If you want to make your car look nice without getting a bodykit, just get a Sunny front end. It will look a lot nicer, cleaner, more stock, and people will look at your car differenly, and not just another car with a rice body kit.


----------



## Matt4Nissan (Jul 2, 2002)

*Always causing trouble..*

J/K, Anyhow a lot of Nissan people are ANTI-bodykits. I can somewhat understand why. I mean what do you have done to your "rocket" performance wise? If you have the power to back up the looks there's nothing wrong with that. BUT if you have some slow POS, then well.. I personally have a kitted 200sx, BUT it represents. 

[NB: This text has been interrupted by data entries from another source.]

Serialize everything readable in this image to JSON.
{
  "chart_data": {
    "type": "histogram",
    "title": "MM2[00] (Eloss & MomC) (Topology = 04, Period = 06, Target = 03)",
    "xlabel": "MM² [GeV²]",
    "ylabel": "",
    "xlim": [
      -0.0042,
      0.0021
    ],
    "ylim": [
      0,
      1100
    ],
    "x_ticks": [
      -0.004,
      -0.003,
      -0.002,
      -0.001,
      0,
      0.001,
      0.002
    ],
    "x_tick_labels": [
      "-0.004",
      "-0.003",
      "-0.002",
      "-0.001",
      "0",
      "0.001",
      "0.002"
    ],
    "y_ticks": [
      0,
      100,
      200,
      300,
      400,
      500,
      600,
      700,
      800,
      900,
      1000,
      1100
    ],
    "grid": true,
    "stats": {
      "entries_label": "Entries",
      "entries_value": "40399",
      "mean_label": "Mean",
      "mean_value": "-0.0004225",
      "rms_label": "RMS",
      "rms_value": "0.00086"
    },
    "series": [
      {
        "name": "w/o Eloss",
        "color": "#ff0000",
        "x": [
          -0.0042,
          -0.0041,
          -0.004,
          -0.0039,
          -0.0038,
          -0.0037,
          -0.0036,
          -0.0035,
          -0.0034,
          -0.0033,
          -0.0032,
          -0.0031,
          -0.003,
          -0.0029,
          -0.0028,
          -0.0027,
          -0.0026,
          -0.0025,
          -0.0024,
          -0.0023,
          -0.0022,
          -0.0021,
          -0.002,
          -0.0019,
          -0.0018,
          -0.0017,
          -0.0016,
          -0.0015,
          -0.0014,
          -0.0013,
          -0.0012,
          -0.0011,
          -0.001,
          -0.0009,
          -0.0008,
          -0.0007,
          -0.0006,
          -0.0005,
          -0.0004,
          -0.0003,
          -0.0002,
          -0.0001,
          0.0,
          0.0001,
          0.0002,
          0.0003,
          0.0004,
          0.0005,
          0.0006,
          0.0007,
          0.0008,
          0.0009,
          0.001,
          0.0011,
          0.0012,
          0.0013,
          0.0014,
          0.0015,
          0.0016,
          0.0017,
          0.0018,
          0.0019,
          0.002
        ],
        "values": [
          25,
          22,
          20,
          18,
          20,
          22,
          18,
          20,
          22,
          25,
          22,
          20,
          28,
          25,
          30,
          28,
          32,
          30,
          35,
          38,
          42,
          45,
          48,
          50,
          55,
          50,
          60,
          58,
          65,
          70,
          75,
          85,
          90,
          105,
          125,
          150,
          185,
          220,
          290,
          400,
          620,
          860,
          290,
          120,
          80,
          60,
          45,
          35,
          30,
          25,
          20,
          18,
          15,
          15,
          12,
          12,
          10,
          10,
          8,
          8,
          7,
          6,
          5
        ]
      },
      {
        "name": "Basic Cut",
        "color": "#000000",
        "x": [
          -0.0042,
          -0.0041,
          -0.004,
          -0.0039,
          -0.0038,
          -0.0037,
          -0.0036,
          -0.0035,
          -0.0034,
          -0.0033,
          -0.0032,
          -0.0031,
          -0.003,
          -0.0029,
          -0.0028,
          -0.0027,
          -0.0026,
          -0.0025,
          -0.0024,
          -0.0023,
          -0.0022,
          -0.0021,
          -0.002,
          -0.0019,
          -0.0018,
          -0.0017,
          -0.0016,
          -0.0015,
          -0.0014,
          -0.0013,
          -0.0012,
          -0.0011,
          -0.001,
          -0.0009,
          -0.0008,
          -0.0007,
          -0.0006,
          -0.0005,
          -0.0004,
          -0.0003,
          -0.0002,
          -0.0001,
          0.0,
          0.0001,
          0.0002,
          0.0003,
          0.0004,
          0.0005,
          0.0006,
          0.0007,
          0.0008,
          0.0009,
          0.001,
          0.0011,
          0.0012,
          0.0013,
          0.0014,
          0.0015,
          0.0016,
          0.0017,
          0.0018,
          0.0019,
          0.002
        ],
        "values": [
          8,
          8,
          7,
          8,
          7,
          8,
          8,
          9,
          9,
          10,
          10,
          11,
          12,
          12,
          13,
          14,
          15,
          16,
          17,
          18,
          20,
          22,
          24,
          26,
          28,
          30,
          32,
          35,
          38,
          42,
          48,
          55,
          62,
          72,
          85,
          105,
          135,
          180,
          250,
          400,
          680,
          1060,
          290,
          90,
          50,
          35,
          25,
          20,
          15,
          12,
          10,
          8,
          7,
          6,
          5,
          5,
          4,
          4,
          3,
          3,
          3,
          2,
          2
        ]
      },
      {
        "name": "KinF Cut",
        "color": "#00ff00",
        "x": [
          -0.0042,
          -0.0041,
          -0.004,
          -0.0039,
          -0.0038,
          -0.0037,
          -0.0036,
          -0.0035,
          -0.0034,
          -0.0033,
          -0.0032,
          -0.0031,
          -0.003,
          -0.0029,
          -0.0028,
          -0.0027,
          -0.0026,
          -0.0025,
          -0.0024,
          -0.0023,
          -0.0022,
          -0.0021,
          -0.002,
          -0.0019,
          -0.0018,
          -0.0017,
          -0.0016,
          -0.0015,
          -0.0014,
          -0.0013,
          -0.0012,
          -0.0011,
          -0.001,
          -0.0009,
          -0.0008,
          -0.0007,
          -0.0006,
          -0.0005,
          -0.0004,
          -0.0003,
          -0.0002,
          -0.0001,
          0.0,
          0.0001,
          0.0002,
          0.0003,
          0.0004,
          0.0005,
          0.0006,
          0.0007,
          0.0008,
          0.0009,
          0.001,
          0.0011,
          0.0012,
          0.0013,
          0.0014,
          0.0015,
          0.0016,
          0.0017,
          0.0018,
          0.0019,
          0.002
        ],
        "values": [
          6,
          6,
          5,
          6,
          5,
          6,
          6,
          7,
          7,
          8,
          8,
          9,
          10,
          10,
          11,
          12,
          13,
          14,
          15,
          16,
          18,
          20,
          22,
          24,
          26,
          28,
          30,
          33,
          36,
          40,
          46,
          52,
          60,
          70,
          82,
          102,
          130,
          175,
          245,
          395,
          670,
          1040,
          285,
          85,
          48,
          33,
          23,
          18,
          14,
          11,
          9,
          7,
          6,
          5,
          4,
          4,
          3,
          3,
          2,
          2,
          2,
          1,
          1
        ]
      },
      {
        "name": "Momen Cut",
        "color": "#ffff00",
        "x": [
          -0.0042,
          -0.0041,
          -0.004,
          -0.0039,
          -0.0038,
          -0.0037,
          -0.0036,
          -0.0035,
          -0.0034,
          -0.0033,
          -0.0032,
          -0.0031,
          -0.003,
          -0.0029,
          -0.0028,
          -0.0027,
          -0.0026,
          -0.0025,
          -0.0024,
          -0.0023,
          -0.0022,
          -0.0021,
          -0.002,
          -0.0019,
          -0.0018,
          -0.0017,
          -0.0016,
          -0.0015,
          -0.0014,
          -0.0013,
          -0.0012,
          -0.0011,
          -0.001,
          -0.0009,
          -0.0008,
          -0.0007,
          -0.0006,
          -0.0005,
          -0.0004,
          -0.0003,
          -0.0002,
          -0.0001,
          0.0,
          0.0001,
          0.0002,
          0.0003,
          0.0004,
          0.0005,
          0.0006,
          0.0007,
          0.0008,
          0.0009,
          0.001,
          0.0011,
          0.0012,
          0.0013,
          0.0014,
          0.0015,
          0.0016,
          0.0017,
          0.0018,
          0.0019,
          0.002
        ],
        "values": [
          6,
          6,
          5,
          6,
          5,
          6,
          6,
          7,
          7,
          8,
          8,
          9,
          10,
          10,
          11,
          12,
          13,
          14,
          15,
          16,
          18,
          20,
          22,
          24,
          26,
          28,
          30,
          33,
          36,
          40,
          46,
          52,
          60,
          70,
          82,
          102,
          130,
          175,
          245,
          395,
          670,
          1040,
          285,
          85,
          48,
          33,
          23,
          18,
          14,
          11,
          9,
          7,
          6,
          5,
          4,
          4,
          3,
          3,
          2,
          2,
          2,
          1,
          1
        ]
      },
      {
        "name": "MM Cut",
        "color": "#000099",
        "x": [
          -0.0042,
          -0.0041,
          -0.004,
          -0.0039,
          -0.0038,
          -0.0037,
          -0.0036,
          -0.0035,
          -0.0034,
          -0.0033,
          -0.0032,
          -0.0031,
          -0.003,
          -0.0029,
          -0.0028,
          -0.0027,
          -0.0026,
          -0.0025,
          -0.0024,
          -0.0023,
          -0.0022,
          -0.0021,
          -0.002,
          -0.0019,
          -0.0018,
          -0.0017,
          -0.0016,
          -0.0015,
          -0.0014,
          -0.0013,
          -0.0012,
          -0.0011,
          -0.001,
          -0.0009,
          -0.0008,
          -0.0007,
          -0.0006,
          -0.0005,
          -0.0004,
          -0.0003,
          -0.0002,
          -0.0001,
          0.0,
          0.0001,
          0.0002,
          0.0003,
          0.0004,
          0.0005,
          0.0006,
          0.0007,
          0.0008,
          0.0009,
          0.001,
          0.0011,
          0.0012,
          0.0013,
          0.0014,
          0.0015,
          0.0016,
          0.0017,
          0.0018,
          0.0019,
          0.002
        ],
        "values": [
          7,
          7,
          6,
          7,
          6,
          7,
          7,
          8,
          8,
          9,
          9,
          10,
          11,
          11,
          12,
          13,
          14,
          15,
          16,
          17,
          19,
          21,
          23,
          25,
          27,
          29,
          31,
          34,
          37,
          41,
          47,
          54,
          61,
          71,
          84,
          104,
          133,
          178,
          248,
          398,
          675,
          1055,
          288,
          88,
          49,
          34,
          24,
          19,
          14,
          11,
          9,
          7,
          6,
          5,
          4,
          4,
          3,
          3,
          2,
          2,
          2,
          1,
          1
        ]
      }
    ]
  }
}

And yes I have seen PLENTY of riced out Sentra's. There's one in Florida that has a full widebody kit, and R34 headlights.


----------



## Guest (Jul 3, 2002)

Hmm i should make a Poll How many people here know what "Rice" means? tell me what you guys mean about "RICE"
well what i think it is it's "A Wanna Be" thats what i think it is


----------



## Matt4Nissan (Jul 2, 2002)

The phrase "rice" is probably subject to interpretation. My definition of it, is some car trying to look like something it's not. Untastefully overdone.


----------



## slvrsentra (Apr 30, 2002)

*well said*



Matt4Nissan said:


> *The phrase "rice" is probably subject to interpretation. My definition of it, is some car trying to look like something it's not. Untastefully overdone. *




That was well said. I agree


----------



## dho (May 15, 2002)

*Re: Always causing trouble..*



Matt4Nissan said:


> *J/K, Anyhow a lot of Nissan people are ANTI-bodykits. I can somewhat understand why. I mean what do you have done to your "rocket" performance wise? If you have the power to back up the looks there's nothing wrong with that. BUT if you have some slow POS, then well.. I personally have a kitted 200sx, BUT it represents.
> 
> And yes I have seen PLENTY of riced out Sentra's. There's one in Florida that has a full widebody kit, and R34 headlights. *


I agree, I do not like body kits. I wanted something to help with the performance and looks of my sentra. I spent $20 on this DGR front skirt. It might not have the best looks but what do you expect for $20? I think this skirt actually helps at higher speeds, it feels like there's less drag because it's a flexible skirt and the air gets directed below the cross member, engine, transmission and other junk. And, the thing weighs 2lbs!

Here are some of the reasons why I don't like body kits:
1) They're fiberglass (fragile) or urethane (unpaintable)
2) They're usually heavy (goes against performance... trying to gut the car)
3) They make driving a living pain because you have to drive like a ricer... have to go 1mph over bumps & in turns, have to aviod pot holes, have to park futher away from the curb (front & rear), attracts unwanted attention (police!), makes domestic car lovers hate you 'cause you're looking like rice... 
4) They're too expensive! $1300 just for a widebody skyline kit! plus labor & paint & bondo to put it on
5) Not covered by insurance... you could get into a wreck and you might get half of what you paid
6) They'll get damaged after a while from rocks & debris
7) Speed bumps will become your enemies!

I do like the looks of them though.... that's the only good thing... bodykits go on $20,000 garaged show cars.


----------